The Juncker-Plan promises more of the same. In fact, its massive multiplier of €18 of private investment for each Euro of public guarantee is entirely based on financial mechanisms where private investors are attracted through publicly secured profits. According to the EIB, the European Fund for Strategic Investments (EFSI) should be “project bonds on steroids” and could even be rolled-out to other sectors such as education and health.

This strategy is lucrative for large corporations and institutional investors like pension funds, strained by the low-interest environment. But it is taxpayers that will be left with the short end of the stick: higher costs and often higher risks. The EIB should instead fund genuine public investment with democratic scrutiny.

This is better economics since the returns on those investments and the long-term assets they create, such as solid infrastructure, directly accrue to the public instead of staffing the deep pockets of private Investors. Via own bond issuance it could recycle the ample liquidity on financial markets and channel those funds into the productive economy. Alternatively, the European Central Bank (ECB) could lend cheaply to the EIB, in line with EU treaties. Both would yield immediate tangible investments at nearly zero-cost with real benefits for citizens rather than speculative gains for the financial industry. Beneficiaries of those investments should be involved in decision-making right from the start in order to avoid mistakes of the past such as the financing of useless infrastructure against citizens’ actual needs.

Supporting a new culture of tax justice

European citizens lose up to €1 trillion per year due to tax evasion and tax avoidance, mostly by multinational corporations’ profit shifting activities. Any policy initiative to tackle this problem is only credible and effective if European institutions like the EIB lead the way in their own operations and through their leverage on other actors. Unfortunately that goal still seems quite distant.

As a new report of Counter Balance which was launched today (21 April) shows, the EIB is still implicated in financing companies and funds registered in offshore financial centres. A prime example is the €450 million equity financing to Qalaa private fund for reinvestment in the Egyptian Refining Company (ERC) which is itself controlled by an entity registered in the British Virgin Islands – a notorious tax haven. So far, the EIB has made little effort to improve its track record and keeps relying on the limited set of international standards enacted by the OECD Global Forum. In order to address the structural weaknesses of its current tax havens policies, we call on the EIB to adopt a broad Responsible Taxation Policy in 2015.

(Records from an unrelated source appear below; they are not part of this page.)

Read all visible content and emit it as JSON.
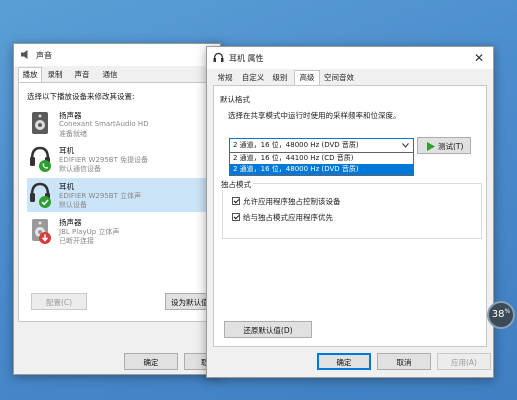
{
  "sound_window": {
    "title": "声音",
    "tabs": [
      "播放",
      "录制",
      "声音",
      "通信"
    ],
    "instruction": "选择以下播放设备来修改其设置:",
    "devices": [
      {
        "name": "扬声器",
        "line1": "Conexant SmartAudio HD",
        "line2": "准备就绪",
        "icon": "speaker-icon",
        "badge": ""
      },
      {
        "name": "耳机",
        "line1": "EDIFIER W295BT 免提设备",
        "line2": "默认通信设备",
        "icon": "headphones-icon",
        "badge": "phone-badge-icon"
      },
      {
        "name": "耳机",
        "line1": "EDIFIER W295BT 立体声",
        "line2": "默认设备",
        "icon": "headphones-icon",
        "badge": "check-badge-icon"
      },
      {
        "name": "扬声器",
        "line1": "JBL PlayUp 立体声",
        "line2": "已断开连接",
        "icon": "speaker-icon",
        "badge": "down-arrow-badge-icon"
      }
    ],
    "configure_label": "配置(C)",
    "set_default_label": "设为默认值(",
    "ok_label": "确定",
    "cancel_partial": "取"
  },
  "props_window": {
    "title": "耳机 属性",
    "close_glyph": "✕",
    "tabs": [
      "常规",
      "自定义",
      "级别",
      "高级",
      "空间音效"
    ],
    "default_format_label": "默认格式",
    "default_format_desc": "选择在共享模式中运行时使用的采样频率和位深度。",
    "selected_format": "2 通道，16 位，48000 Hz (DVD 音质)",
    "dropdown_options": [
      "2 通道，16 位，44100 Hz (CD 音质)",
      "2 通道，16 位，48000 Hz (DVD 音质)"
    ],
    "test_label": "测试(T)",
    "exclusive_label": "独占模式",
    "exclusive_opt1": "允许应用程序独占控制该设备",
    "exclusive_opt2": "给与独占模式应用程序优先",
    "restore_label": "还原默认值(D)",
    "ok_label": "确定",
    "cancel_label": "取消",
    "apply_label": "应用(A)"
  },
  "badge": {
    "text": "38",
    "sup": "%"
  },
  "colors": {
    "selection": "#0078d7",
    "selected_row": "#cce4f7",
    "play_green": "#2e9e2e"
  }
}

This should entail best practices such as country-by-country reporting for beneficiaries of EIB financing to disclose information on economic activity and taxation for each country they operate in, allowing public scrutiny of their tax record. In addition the EIB should shed light on who owns and operates companies and financial institutions it does business with, for instance through the public disclosure of the ultimate beneficial ownership structures.

EU institutions and governments should reckon that economic transformation is not just a matter of throwing money at a problem. It rather requires good governance, responsible finance, fair taxation and a sustainable vision for the future. It is therefore their responsibility to enhance the democratisation of the European Investment Bank so that it truly benefits European citizens.